Last Updated Aug 8, 2012 · Written by Craig Gibson
Drainage systems are vital in the home to stop waterlogging, and protect the integrity of your home’s foundations. The most common type of drainage are stormwater pits and drains. Read on to learn more about drainage and the types of drainage systems that are available.
Drainage is vital within the garden, to stop “boggy” areas, to protect the integrity of the foundations of the home, and to ensure that plants are growing to their optimal capacity. Poor drainage can occur for a number of reasons – compacted soil as a result of building or renovation, heavy clay soils, or a very shallow water table, to name a couple of reasons. To check your drainage, dig a holte 600mm deep and 300mm square. Fill it half full with water. Leave it for 24 hours, during which time it should fully empty if your soil is well-drained. If you have poor drainage, water will still be in the hole, and in some cases, there may actually be more water.

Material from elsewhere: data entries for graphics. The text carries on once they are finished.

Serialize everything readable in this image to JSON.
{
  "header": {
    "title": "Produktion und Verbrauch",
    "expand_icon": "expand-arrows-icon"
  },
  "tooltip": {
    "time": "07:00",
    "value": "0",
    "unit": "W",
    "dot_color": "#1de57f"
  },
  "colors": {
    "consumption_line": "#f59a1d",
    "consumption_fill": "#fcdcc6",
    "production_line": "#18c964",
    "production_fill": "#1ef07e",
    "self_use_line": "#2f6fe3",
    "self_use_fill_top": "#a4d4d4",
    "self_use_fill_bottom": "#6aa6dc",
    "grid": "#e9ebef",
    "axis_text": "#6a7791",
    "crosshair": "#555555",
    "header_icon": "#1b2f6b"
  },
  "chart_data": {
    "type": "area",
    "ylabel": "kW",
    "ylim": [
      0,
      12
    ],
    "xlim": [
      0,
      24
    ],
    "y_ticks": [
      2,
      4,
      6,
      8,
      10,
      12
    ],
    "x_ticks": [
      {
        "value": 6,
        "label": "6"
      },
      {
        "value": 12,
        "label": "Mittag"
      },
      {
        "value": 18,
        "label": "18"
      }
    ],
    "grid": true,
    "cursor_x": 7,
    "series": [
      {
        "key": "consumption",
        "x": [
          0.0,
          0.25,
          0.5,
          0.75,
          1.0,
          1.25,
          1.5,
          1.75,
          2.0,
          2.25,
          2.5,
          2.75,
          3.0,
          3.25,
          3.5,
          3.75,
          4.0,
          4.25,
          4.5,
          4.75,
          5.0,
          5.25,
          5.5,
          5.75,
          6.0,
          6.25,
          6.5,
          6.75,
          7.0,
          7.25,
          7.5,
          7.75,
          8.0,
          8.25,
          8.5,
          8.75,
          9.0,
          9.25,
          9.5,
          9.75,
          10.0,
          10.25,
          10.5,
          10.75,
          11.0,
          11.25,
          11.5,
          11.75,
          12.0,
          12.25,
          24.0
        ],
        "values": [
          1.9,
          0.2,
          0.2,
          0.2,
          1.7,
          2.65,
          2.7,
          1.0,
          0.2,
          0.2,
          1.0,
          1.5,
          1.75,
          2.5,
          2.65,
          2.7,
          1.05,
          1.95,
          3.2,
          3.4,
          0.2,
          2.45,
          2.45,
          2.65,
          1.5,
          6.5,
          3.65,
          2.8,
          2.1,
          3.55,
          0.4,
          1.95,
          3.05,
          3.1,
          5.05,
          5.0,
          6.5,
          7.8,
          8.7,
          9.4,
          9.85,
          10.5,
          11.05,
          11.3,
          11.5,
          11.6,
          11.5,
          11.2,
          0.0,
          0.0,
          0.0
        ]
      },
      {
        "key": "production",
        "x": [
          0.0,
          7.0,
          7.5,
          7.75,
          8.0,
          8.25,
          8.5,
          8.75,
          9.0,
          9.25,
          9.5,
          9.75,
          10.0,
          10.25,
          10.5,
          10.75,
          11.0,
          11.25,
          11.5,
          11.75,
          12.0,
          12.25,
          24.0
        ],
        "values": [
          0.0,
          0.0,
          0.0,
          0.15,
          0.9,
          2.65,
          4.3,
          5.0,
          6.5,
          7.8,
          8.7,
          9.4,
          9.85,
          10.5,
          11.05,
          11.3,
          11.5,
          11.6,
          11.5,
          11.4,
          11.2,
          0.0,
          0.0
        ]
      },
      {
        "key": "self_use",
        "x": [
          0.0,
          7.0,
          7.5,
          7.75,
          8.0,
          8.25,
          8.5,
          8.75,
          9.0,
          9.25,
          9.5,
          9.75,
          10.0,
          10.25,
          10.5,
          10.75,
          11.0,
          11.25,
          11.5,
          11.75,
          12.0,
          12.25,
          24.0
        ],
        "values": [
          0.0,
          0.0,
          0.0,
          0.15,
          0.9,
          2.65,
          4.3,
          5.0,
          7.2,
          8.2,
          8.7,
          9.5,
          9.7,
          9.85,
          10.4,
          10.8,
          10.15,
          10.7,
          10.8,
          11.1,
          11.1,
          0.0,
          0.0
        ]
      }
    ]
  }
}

There are two forms of drainage – surface or subsurface. Surface drainage collects and redirects the excess water that is on the surface of the ground. It is used to catch rainfall before it causes damage and direct it elsewhere. Spoon drains are shallow channels that are generally made from concrete and can be installed around the garden to redirect this excess water to other parts of the garden or to inlets for subsoil drainage systems. Large paved or concreted entertainment areas use spoon drains covered by a small grille which then directs the water to a stormwater system. However, another option is to direct the water to a specially-built rain garden, preventing the water from entering the stormwater system and potentially polluting waterways.
Subsurface drainage systems are buried beneath the surface of the soil. They can be installed in new or existing gardens. Subsurface drainage is commonly used in grassed areas and it must be used behind all retaining walls. Specially designed pipes are used to collect and move the excess water away. Trenches need to have a slight angle in order for the water to flow in one direction towards an outlet system. Subsurface drainage systems commonly use geotextile fabrics around the pipes in order to stop soil and other particles from blocking the drains.
Land drainage works by providing an open conduit for groundwater to follow to a point where it can be disposed of. Dispersal drains lead to a dispersal area or leach field. The disposal point – a soakaway, leach field or manhole, or connection to the stormwater system is always at the lowest point of the system. This is because water will always flow downhill.
The type of drainage that you choose will depend on how severe your drainage issues are. If you have excess surface water, this may be able to be controlled by shaping the garden surfaces so that the water flows into ditches. Ditches should be 0.9-1.2m deep, with sloping sides. A soakaway is another solution. The soakaway is simply a large hole at the lowest point of the garden filled with rubble or broken bricks and then covered with 300mm of soil. To have the intended effect, the soakaway will have to be quite large- up to 1.8m deep and the same across. You will not always have to run underground pipes to a soakaway but if the land does not have enough slope to drain into the soakaway, piping will be required.
Modern plastic drainage pipes are made from crush-resistant moulded plastic, usually covered in a geotextile fabric that stops the system from becoming clogged with sediment. The pipes come in lengths up to 15m long, which can be laid into a trench and surrounded by gravel. If a large area needs draining, it is most efficient to lay the pipes in a herringbone pattern. Underground pipes should always be laid above the water table otherwise the pipes will be moving groundwater instead of draining excess surface water. If you have level ground, ensure that you lay the pipes with some slope so that water drains away quickly.